# Importan notice



## MaidenScotland (Jun 6, 2009)

Important Notice: On Friday 16 September there are reports of a demonstration focused on Tahrir Square which could spread to other districts of Cairo, including Mispero outside the TV station and outside the Israeli embassy. Please keep away from these areas tomorrow. There is also a risk that demonstrations may also occur in other cities including Alex and Suez.


----------



## RPC (Mar 17, 2011)

MaidenScotland said:


> Important Notice: On Friday 16 September there are reports of a demonstration focused on Tahrir Square which could spread to other districts of Cairo, including Mispero outside the TV station and outside the Israeli embassy. Please keep away from these areas tomorrow. There is also a risk that demonstrations may also occur in other cities including Alex and Suez.


Yes, I have heard the same thing. Since I am not aware of a specific reason for tomorrow's demonstration, I assume this will happen on a regularly basis every weekend now till elections day!!


----------



## Lanason (Sep 1, 2009)

Election day !!!!!

Now that's an idea


----------



## aykalam (Apr 12, 2010)

RPC said:


> Yes, I have heard the same thing. Since I am not aware of a specific reason for tomorrow's demonstration, I assume this will happen on a regularly basis every weekend now till elections day!!


Today's protest is about the reactivation of emergency law in the country, which SCAF had promised to cancel but now have extended.


----------



## aykalam (Apr 12, 2010)

Please be very careful today, the military have threaten to use live ammunition if any official building is attacked during protests.
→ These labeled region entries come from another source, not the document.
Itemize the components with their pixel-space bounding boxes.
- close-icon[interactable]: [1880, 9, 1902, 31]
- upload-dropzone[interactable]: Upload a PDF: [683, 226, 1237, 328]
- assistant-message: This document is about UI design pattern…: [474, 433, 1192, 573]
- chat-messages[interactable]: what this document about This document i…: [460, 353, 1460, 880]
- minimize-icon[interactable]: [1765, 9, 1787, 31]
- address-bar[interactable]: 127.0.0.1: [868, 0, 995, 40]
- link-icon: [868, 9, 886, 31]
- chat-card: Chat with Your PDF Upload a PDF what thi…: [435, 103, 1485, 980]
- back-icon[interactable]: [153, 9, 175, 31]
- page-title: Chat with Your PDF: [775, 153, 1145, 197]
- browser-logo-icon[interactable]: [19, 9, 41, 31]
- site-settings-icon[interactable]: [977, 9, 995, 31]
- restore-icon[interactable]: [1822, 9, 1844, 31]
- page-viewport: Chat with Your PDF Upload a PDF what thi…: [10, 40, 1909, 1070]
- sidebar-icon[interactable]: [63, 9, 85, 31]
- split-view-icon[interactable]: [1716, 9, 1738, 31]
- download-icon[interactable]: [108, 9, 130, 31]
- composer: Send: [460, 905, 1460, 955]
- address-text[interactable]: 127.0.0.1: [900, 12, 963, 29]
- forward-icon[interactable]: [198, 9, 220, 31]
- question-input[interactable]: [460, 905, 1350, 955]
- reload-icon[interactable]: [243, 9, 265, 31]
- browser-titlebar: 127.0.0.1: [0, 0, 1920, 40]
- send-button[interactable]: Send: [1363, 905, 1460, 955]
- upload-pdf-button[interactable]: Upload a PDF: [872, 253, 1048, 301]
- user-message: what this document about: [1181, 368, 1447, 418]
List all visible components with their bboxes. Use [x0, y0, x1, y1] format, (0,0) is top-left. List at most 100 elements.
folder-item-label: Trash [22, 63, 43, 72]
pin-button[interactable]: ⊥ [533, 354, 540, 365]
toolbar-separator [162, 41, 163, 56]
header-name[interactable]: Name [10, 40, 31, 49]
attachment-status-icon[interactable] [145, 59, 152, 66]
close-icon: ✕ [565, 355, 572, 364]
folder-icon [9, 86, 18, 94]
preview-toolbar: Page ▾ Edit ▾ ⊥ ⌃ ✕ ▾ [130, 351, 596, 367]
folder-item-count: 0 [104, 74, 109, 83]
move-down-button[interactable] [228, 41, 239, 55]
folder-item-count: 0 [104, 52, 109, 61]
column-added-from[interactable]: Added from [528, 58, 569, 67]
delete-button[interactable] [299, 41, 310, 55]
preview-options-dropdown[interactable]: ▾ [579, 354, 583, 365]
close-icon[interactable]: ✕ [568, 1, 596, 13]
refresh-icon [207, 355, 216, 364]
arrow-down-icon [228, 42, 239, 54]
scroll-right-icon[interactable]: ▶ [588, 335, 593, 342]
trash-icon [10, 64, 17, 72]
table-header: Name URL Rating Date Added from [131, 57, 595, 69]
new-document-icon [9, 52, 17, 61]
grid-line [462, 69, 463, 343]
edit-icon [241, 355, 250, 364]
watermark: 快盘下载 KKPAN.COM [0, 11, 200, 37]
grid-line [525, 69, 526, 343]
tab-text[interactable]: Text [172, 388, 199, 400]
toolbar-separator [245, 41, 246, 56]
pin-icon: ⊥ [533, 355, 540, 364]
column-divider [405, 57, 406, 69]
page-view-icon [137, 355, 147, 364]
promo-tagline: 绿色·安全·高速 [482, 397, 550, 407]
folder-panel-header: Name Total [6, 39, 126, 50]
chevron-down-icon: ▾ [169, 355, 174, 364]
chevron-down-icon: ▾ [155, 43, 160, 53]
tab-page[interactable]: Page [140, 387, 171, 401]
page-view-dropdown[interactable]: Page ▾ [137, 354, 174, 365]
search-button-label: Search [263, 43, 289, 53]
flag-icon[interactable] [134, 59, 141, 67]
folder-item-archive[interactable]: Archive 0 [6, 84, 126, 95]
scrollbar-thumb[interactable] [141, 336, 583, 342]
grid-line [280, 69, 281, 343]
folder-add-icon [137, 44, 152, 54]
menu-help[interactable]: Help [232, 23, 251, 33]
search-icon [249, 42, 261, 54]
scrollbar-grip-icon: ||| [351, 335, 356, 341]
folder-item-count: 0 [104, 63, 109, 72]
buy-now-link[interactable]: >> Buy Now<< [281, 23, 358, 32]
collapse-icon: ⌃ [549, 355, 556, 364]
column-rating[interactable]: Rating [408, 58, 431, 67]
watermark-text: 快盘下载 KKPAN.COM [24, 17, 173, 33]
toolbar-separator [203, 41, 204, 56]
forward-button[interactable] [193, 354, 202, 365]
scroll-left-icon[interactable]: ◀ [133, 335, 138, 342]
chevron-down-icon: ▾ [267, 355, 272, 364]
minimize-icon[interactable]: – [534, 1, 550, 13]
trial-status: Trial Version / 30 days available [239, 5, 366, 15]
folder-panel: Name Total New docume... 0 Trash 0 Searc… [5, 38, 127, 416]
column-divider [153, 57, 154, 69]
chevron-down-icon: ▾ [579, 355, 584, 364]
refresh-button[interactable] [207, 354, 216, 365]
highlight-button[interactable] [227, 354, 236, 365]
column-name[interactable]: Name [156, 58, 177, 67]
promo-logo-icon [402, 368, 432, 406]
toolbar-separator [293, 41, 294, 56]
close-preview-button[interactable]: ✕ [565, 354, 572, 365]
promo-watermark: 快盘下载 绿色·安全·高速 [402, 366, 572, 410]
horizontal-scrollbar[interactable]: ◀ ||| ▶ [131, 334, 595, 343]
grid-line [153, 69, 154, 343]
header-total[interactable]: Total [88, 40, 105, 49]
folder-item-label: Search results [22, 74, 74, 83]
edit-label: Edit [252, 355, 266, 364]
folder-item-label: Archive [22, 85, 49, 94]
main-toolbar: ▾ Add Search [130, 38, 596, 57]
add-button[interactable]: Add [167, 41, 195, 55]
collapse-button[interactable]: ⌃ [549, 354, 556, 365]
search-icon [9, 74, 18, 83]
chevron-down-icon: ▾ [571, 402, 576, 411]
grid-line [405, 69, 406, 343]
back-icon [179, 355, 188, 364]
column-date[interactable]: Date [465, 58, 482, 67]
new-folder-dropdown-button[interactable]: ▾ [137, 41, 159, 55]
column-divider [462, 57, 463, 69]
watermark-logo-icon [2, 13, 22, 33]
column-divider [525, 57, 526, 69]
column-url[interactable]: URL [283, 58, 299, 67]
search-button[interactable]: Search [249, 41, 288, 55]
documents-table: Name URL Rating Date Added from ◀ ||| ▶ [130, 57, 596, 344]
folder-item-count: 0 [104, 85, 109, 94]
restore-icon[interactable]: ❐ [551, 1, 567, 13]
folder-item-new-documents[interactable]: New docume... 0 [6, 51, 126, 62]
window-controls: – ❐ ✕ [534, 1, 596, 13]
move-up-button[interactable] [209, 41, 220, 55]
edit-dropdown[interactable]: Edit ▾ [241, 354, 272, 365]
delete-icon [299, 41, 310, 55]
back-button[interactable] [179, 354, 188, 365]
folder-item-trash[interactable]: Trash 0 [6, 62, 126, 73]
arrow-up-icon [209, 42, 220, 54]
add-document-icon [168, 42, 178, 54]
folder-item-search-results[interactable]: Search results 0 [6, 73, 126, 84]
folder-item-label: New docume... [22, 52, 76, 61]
Read more here:

Egypt threatens to use live rounds in security crackdown | World news | The Guardian


----------



## RPC (Mar 17, 2011)

.... so, the weather forecast for passengers on board today ... we will be crossing another turbulent area, heavy wind coming from North East Africa carrying possible strong rains, expected hail storm during the night, low visibility and high pressure... just buckle you seat belt, relax and enjoy your flight!!


----------



## Lanason (Sep 1, 2009)

RPC said:


> .... so, the weather forecast for passengers on board today ... we will be crossing another turbulent area, heavy wind coming from North East Africa carrying possible strong rains, expected hail storm during the night, low visibility and high pressure... just buckle you seat belt, relax and enjoy your flight!!


Have you been drinking Pinot Grigio:confused2:


----------